A postura de Akwaeke Emezi tira inspiração de uma frase de Toni Morrison, Nobel de Literatura negra e pródiga em abalar olhares artísticos. "Eu fiquei de pé na fronteira, fiquei bem na borda, reivindiquei ali como o centro e deixei o mundo se mover para onde eu estava."
Emezi nasceu na Nigéria há 36 anos, mora desde a juventude em Nova York, nos Estados Unidos, e cria literatura que voa como um sopro de ar fresco -se identifica como uma pessoa não binária e não tem a menor dúvida de que seu olhar está no centro, e não na periferia.
Seu primeiro livro, o romance "Água Doce", foi publicado por aqui pela Kapulana e é narrado na primeira pessoa do plural pelo espírito ogbanje da protagonista, chamada A Ada, observando sua existência humana e corpórea de fora. Se parece uma narrativa intrincada e difícil de entender, não se engane: é absolutamente sedutora.
"A primeira loucura foi que nascemos, que enfiaram um deus em um saco de pele", diz uma citação memorável do livro, cartão de visitas de seus narradores, que surgiram de inspirações totalmente autobiográficas. Na perspectiva ocidental a que estamos acostumados, soa inovador. Até fantástico.
"É aí que eu pego você", diz Emezi apontando o dedo e sorrindo com charmosa sisudez ao repórter, à beira da piscina de uma pousada em Paraty na manhã de quinta-feira, véspera de sua aguardada palestra na Flip.
"Isso é a ideia de que, se você fala de uma realidade indígena, é fantasia. Fantasia significa que não é real. Por que achar que, se é algo espiritual, não é real?"

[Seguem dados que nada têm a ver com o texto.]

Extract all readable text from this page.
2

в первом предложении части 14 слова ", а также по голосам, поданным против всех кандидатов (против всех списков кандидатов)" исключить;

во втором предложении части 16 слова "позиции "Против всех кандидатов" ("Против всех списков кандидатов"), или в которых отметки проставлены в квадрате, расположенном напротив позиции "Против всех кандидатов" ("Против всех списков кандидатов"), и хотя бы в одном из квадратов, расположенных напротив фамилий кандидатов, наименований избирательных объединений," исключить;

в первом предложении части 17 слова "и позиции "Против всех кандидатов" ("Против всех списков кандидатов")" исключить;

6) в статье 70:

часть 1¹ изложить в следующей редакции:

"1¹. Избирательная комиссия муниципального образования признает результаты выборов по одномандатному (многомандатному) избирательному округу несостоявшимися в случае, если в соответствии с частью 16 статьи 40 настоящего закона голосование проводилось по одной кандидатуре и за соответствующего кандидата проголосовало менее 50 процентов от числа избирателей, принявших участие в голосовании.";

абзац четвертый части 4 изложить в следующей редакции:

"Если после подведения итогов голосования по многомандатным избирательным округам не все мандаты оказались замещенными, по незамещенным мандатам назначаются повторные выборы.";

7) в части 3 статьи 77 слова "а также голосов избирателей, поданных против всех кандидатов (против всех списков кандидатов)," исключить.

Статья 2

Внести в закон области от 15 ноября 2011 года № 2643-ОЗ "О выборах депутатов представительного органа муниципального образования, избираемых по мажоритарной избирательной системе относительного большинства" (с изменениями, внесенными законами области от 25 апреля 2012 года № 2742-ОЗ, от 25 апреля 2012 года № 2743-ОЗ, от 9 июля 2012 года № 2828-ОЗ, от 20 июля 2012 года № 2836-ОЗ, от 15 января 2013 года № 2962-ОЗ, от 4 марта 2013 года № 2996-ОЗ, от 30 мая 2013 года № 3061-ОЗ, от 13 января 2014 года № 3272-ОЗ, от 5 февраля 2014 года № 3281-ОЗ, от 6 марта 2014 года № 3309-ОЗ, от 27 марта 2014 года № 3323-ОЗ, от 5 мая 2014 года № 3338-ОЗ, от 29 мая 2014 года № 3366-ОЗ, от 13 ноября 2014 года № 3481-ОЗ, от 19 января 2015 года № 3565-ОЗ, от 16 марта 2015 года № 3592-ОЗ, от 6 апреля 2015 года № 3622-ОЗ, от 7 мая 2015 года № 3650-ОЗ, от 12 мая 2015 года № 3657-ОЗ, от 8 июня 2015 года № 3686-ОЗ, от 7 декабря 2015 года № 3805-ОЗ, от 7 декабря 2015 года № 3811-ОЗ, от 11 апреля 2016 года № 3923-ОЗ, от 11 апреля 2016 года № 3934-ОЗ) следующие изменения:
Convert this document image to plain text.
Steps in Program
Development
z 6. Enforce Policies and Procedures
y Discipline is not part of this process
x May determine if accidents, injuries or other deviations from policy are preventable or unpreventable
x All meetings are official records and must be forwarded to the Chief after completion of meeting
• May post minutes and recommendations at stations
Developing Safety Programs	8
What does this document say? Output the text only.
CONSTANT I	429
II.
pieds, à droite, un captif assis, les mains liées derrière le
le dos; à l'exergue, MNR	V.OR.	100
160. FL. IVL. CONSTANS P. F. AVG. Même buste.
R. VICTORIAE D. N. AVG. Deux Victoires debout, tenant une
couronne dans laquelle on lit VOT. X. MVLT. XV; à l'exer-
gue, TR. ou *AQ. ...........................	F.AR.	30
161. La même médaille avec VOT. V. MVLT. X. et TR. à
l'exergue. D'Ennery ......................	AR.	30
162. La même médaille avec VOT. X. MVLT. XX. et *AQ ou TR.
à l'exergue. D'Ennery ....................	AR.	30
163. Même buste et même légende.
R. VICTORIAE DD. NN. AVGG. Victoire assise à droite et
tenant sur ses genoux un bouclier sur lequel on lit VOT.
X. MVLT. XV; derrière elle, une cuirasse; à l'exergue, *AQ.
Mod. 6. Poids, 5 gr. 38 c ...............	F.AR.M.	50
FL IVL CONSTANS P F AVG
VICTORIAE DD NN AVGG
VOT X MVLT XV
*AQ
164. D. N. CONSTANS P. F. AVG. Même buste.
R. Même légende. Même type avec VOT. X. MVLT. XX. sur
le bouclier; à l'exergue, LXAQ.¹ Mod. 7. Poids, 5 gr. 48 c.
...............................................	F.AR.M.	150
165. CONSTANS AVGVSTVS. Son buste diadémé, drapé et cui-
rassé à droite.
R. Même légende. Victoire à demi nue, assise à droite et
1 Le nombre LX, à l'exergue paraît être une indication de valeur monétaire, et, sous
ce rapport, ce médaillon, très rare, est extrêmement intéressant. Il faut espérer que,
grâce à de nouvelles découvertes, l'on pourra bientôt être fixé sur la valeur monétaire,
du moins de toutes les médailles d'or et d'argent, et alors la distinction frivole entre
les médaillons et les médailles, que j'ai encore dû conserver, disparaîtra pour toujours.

Quando a colonização tomou a África há séculos, continua Emezi, os europeus vieram e "substituíram a realidade". Disseram que tudo em que aquelas comunidades nativas acreditavam não era verdade, simplesmente "porque nós estamos dizendo". E esse tipo de pensamento segue vivo até hoje, mesmo que não percebamos.
"Essa é a definição de supremacia branca. 'Minha realidade é verdadeira e a sua, não.' Todo o resto é fantasia, é invenção, superstição, paganismo, está ao contrário. Então 'Vivek Oji' é, sim, ficção baseada no real, só não é uma realidade branca."